Config::default()    // interactive defaults
Config::agent()      // collects diagnostics, keeps overlays on
Config::batch()      // disables expensive overlays, raises limits
Config::ocr()        // OCR-friendly render profile + scan detection

Diagnostics¶

Recoverable issues flow through DiagnosticsSink.
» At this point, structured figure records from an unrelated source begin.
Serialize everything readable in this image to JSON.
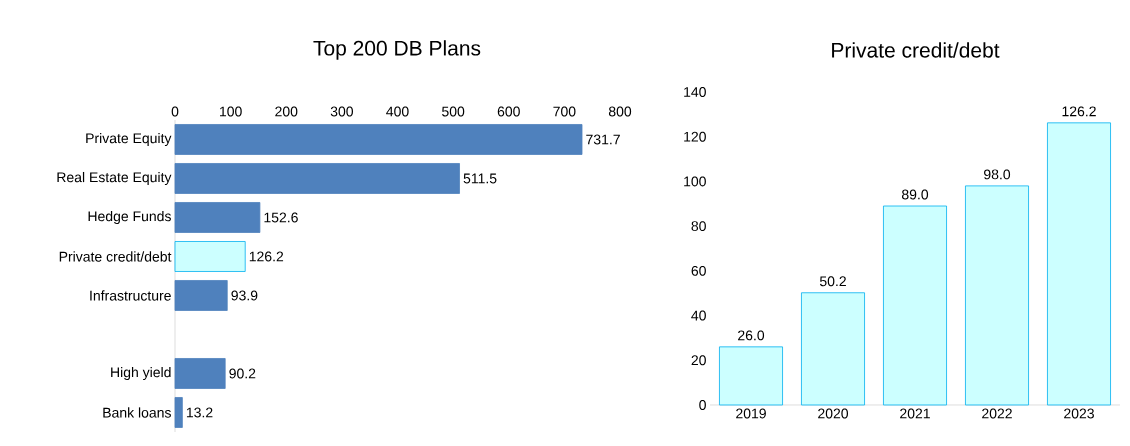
{
  "chart_data": [
    {
      "type": "bar",
      "orientation": "horizontal",
      "title": "Top 200 DB Plans",
      "categories": [
        "Private Equity",
        "Real Estate Equity",
        "Hedge Funds",
        "Private credit/debt",
        "Infrastructure",
        null,
        "High yield",
        "Bank loans"
      ],
      "values": [
        731.7,
        511.5,
        152.6,
        126.2,
        93.9,
        null,
        90.2,
        13.2
      ],
      "value_labels": [
        "731.7",
        "511.5",
        "152.6",
        "126.2",
        "93.9",
        null,
        "90.2",
        "13.2"
      ],
      "colors": [
        "#4f81bd",
        "#4f81bd",
        "#4f81bd",
        "#ccffff",
        "#4f81bd",
        "#4f81bd",
        "#4f81bd",
        "#4f81bd"
      ],
      "xlim": [
        0,
        800
      ],
      "xticks": [
        0,
        100,
        200,
        300,
        400,
        500,
        600,
        700,
        800
      ]
    },
    {
      "type": "bar",
      "title": "Private credit/debt",
      "categories": [
        "2019",
        "2020",
        "2021",
        "2022",
        "2023"
      ],
      "values": [
        26.0,
        50.2,
        89.0,
        98.0,
        126.2
      ],
      "value_labels": [
        "26.0",
        "50.2",
        "89.0",
        "98.0",
        "126.2"
      ],
      "color": "#ccffff",
      "ylim": [
        0,
        140
      ],
      "yticks": [
        0,
        20,
        40,
        60,
        80,
        100,
        120,
        140
      ]
    }
  ]
}
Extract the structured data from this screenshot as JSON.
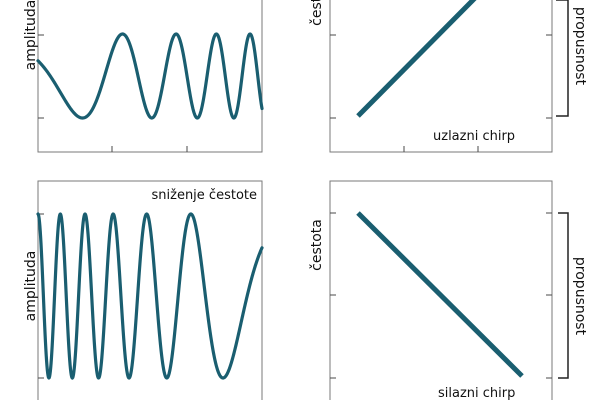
{
  "style": {
    "wave_color": "#1a5e70"
  },
  "chart_data": [
    {
      "type": "line",
      "panel": "up-signal",
      "title": "",
      "xlabel": "",
      "ylabel": "amplituda",
      "annotation": "",
      "signal": {
        "kind": "chirp",
        "direction": "up",
        "freq_start": 0.9,
        "freq_end": 7.5,
        "phase0": 1.2,
        "samples": 600
      },
      "xlim": [
        0,
        1
      ],
      "ylim": [
        -1,
        1
      ]
    },
    {
      "type": "line",
      "panel": "up-frequency",
      "title": "",
      "xlabel": "",
      "ylabel": "čestota",
      "annotation": "uzlazni chirp",
      "bracket_label": "propusnost",
      "x": [
        0,
        1
      ],
      "y": [
        0,
        1
      ],
      "xlim": [
        0,
        1
      ],
      "ylim": [
        0,
        1
      ]
    },
    {
      "type": "line",
      "panel": "down-signal",
      "title": "",
      "xlabel": "",
      "ylabel": "amplituda",
      "annotation": "sniženje čestote",
      "signal": {
        "kind": "chirp",
        "direction": "down",
        "freq_start": 10.5,
        "freq_end": 1.2,
        "phase0": 0,
        "samples": 600
      },
      "xlim": [
        0,
        1
      ],
      "ylim": [
        -1,
        1
      ]
    },
    {
      "type": "line",
      "panel": "down-frequency",
      "title": "",
      "xlabel": "",
      "ylabel": "čestota",
      "annotation": "silazni chirp",
      "bracket_label": "propusnost",
      "x": [
        0,
        1
      ],
      "y": [
        1,
        0
      ],
      "xlim": [
        0,
        1
      ],
      "ylim": [
        0,
        1
      ]
    }
  ]
}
The default sink drops; the CLI's default sink prints to stderr; batch workers typically attach a CollectingDiagnostics and aggregate:

use std::sync::Arc;
use udoc::diagnostics::{CollectingDiagnostics, DiagnosticsSink};

let diag = Arc::new(CollectingDiagnostics::new());
let cfg = udoc::Config::new().diagnostics(diag.clone());
let _doc = udoc::extract_with("paper.pdf", cfg)?;

for w in diag.warnings() {
    eprintln!("[{}] {}: {}", w.level, w.kind, w.message);
}
# Ok::<(), udoc::Error>(())

For live emission, implement DiagnosticsSink directly:

struct LogSink;
impl udoc::diagnostics::DiagnosticsSink for LogSink {
    fn warning(&self, w: udoc::diagnostics::Warning) {
        log::warn!("{}: {}", w.kind, w.message);
    }
}

Errors¶

udoc::Error carries a context chain. The top-level message describes what failed; chained context describes what it was doing.

Error: parsing object at offset 12345
  caused by: reading token
  caused by: I/O error: unexpected end of file

Error::code() returns a stable code matching the CLI exit codes; agents and pipelines match on the code rather than parsing prose.

Generating rustdoc¶

cargo doc --workspace --no-deps --open

When udoc lands on crates.io, the per-crate docs will live at docs.rs/udoc and the equivalent paths for each backend.